Sun-Ken Rock - Edition Deluxe Vol.6 - Actualité manga

Sun-Ken Rock - Edition Deluxe Vol.6

Critique du volume manga

Publiée le Jeudi, 30 July 2020

Ken pense avoir renié sa vie de mafieux en se rangeant du côté honnête de la société. Le voilà impresario pour un jeune groupe d'idoles auquel il s'est attaché, et les jeunes femmes ne restent pas indifférentes au charme du japonais qui est prêt à tout pour leur bien-être. Mais tout dérape lorsque KG reçoit l'appui de puissants groupes coréens qui exigent les jeunes artistes en pâture. Ken ne pourra la supporter et, quitte à renouer avec son gang, clamera vengeance tout en cherchant la liberté de ses protégées.

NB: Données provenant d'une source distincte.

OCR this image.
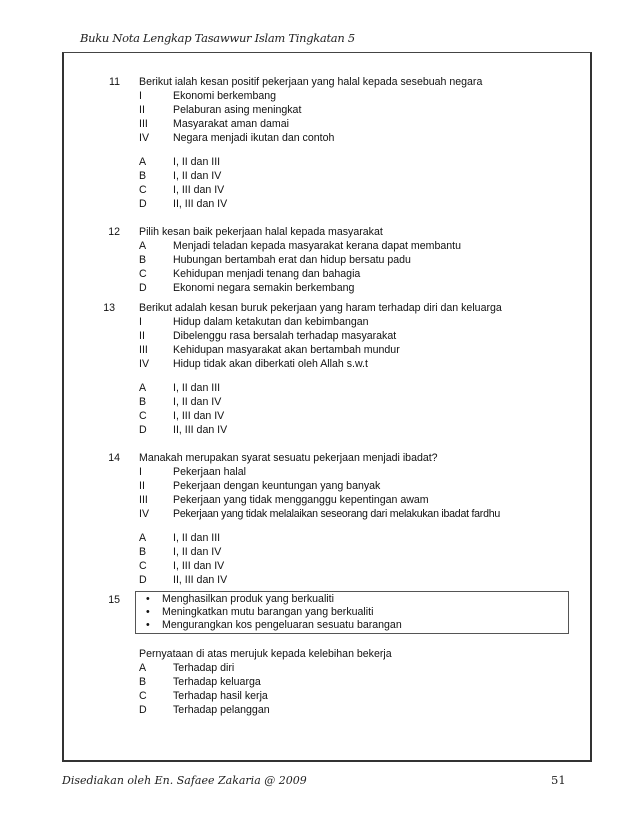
Buku Nota Lengkap Tasawwur Islam Tingkatan 5
11 Berikut ialah kesan positif pekerjaan yang halal kepada sesebuah negara
I	Ekonomi berkembang
II	Pelaburan asing meningkat
III Masyarakat aman damai
IV Negara menjadi ikutan dan contoh
A	I, II dan III
B	I, II dan IV
C I, III dan IV
D II, III dan IV
12 Pilih kesan baik pekerjaan halal kepada masyarakat
A	Menjadi teladan kepada masyarakat kerana dapat membantu
B	Hubungan bertambah erat dan hidup bersatu padu
C Kehidupan menjadi tenang dan bahagia
D Ekonomi negara semakin berkembang
13 Berikut adalah kesan buruk pekerjaan yang haram terhadap diri dan keluarga
I	Hidup dalam ketakutan dan kebimbangan
II	Dibelenggu rasa bersalah terhadap masyarakat
III Kehidupan masyarakat akan bertambah mundur
IV Hidup tidak akan diberkati oleh Allah s.w.t
A	I, II dan III
B	I, II dan IV
C I, III dan IV
D II, III dan IV
14 Manakah merupakan syarat sesuatu pekerjaan menjadi ibadat?
I	Pekerjaan halal
II	Pekerjaan dengan keuntungan yang banyak
III Pekerjaan yang tidak mengganggu kepentingan awam
IV Pekerjaan yang tidak melalaikan seseorang dari melakukan ibadat fardhu
A	I, II dan III
B	I, II dan IV
C I, III dan IV
D II, III dan IV
15 • Menghasilkan produk yang berkualiti
• Meningkatkan mutu barangan yang berkualiti
• Mengurangkan kos pengeluaran sesuatu barangan
Pernyataan di atas merujuk kepada kelebihan bekerja
A	Terhadap diri
B	Terhadap keluarga
C Terhadap hasil kerja
D Terhadap pelanggan
Disediakan oleh En. Safaee Zakaria @ 2009	51
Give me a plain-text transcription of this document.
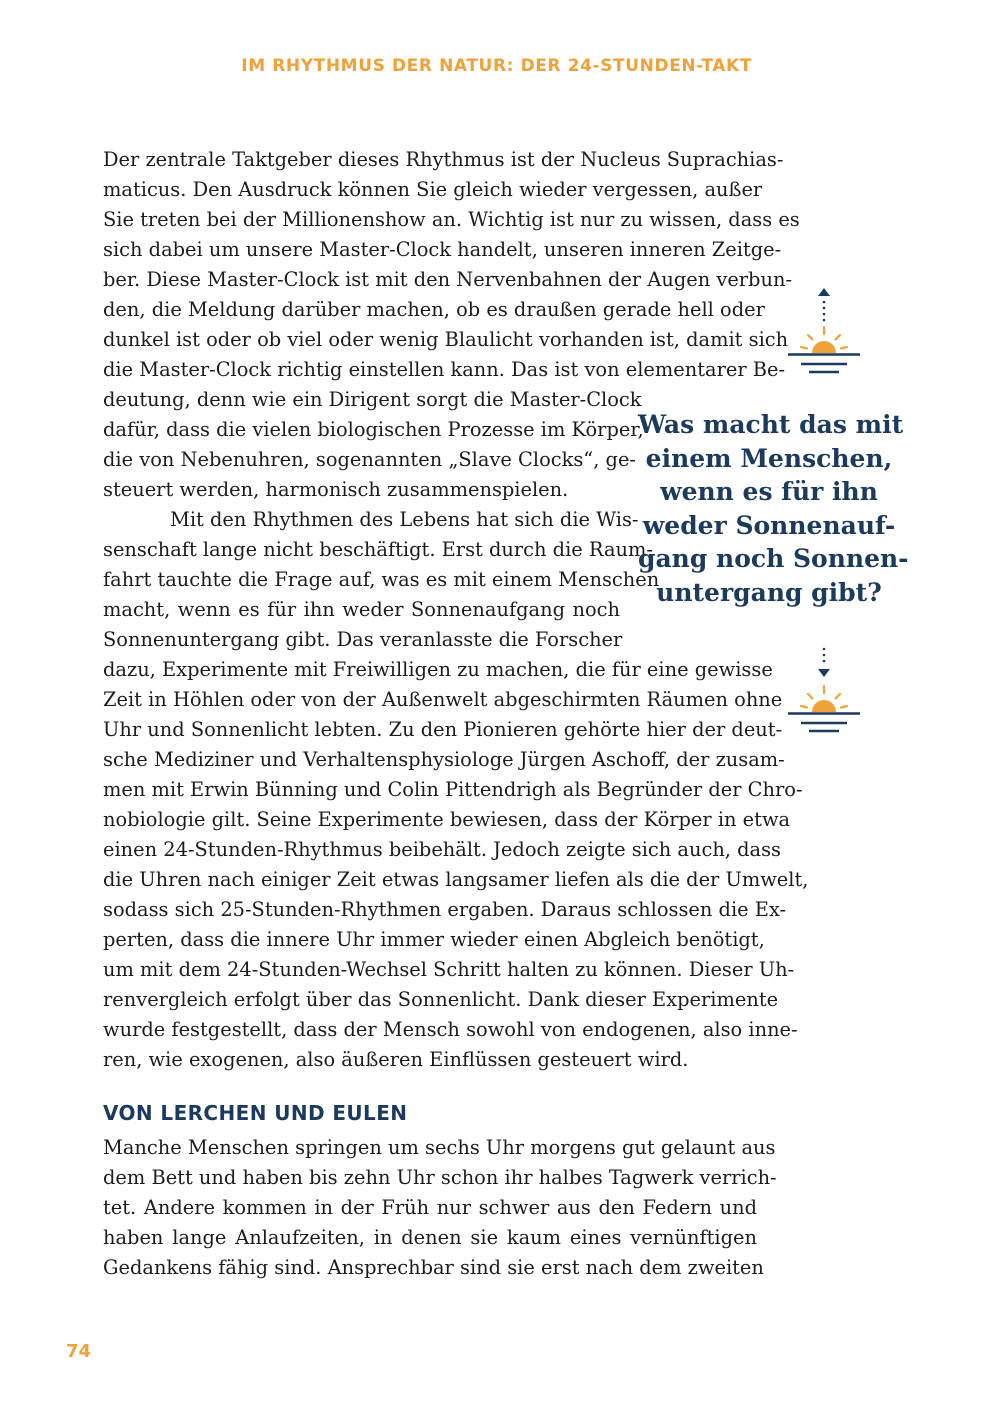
IM RHYTHMUS DER NATUR: DER 24-STUNDEN-TAKT
Der zentrale Taktgeber dieses Rhythmus ist der Nucleus Suprachias-
maticus. Den Ausdruck können Sie gleich wieder vergessen, außer
Sie treten bei der Millionenshow an. Wichtig ist nur zu wissen, dass es
sich dabei um unsere Master-Clock handelt, unseren inneren Zeitge-
ber. Diese Master-Clock ist mit den Nervenbahnen der Augen verbun-
den, die Meldung darüber machen, ob es draußen gerade hell oder
dunkel ist oder ob viel oder wenig Blaulicht vorhanden ist, damit sich
die Master-Clock richtig einstellen kann. Das ist von elementarer Be-
deutung, denn wie ein Dirigent sorgt die Master-Clock
dafür, dass die vielen biologischen Prozesse im Körper,
die von Nebenuhren, sogenannten „Slave Clocks“, ge-
steuert werden, harmonisch zusammenspielen.
Mit den Rhythmen des Lebens hat sich die Wis-
senschaft lange nicht beschäftigt. Erst durch die Raum-
fahrt tauchte die Frage auf, was es mit einem Menschen
macht, wenn es für ihn weder Sonnenaufgang noch
Sonnenuntergang gibt. Das veranlasste die Forscher
dazu, Experimente mit Freiwilligen zu machen, die für eine gewisse
Zeit in Höhlen oder von der Außenwelt abgeschirmten Räumen ohne
Uhr und Sonnenlicht lebten. Zu den Pionieren gehörte hier der deut-
sche Mediziner und Verhaltensphysiologe Jürgen Aschoff, der zusam-
men mit Erwin Bünning und Colin Pittendrigh als Begründer der Chro-
nobiologie gilt. Seine Experimente bewiesen, dass der Körper in etwa
einen 24-Stunden-Rhythmus beibehält. Jedoch zeigte sich auch, dass
die Uhren nach einiger Zeit etwas langsamer liefen als die der Umwelt,
sodass sich 25-Stunden-Rhythmen ergaben. Daraus schlossen die Ex-
perten, dass die innere Uhr immer wieder einen Abgleich benötigt,
um mit dem 24-Stunden-Wechsel Schritt halten zu können. Dieser Uh-
renvergleich erfolgt über das Sonnenlicht. Dank dieser Experimente
wurde festgestellt, dass der Mensch sowohl von endogenen, also inne-
ren, wie exogenen, also äußeren Einflüssen gesteuert wird.
Was macht das mit
einem Menschen,
wenn es für ihn
weder Sonnenauf-
gang noch Sonnen-
untergang gibt?
VON LERCHEN UND EULEN
Manche Menschen springen um sechs Uhr morgens gut gelaunt aus
dem Bett und haben bis zehn Uhr schon ihr halbes Tagwerk verrich-
tet. Andere kommen in der Früh nur schwer aus den Federn und
haben lange Anlaufzeiten, in denen sie kaum eines vernünftigen
Gedankens fähig sind. Ansprechbar sind sie erst nach dem zweiten
74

Le début de cet arc des idoles était assez déconcertant. Ken renonçait à sa carrière de boss pour devenir le larbin de jeunes vedettes de K-Pop, ce qui était pour Boichi tant un moyen de faire un focus sur ce milieu assez sombre que cumuler les scènes frivoles, voires sexuelles. Ce sixième livre de l'édition Deluxe, correspondant aux tomes 11 et 12 classiques, met un terme à cette partie de l'histoire qui, heureusement, amène un certain sursaut du héros.

L'intrigue gagne largement en noirceur, et on retrouve une ambiance similaire à celle des tous premiers opus de Sun-Ken Rock. Le mangaka ne fait aucune concession pour montrer les dérives de la société coréenne selon son point de vue, présentant des passages volontairement écœurant moralement afin de susciter l'énervement du lecteur comme du protagoniste, Ken. Pour Boichi, qui aime les scènes érotiques, le compromis est toujours un peu tendu, mais l'auteur s'en sort pas trop mal. Il suggère visuellement les sévices subies par les protégées du héros mais ne les montre pas directement, fort heureusement d'ailleurs. Il garde les séquences explicites pour les moments légers de pur fan-service, et tant mieux.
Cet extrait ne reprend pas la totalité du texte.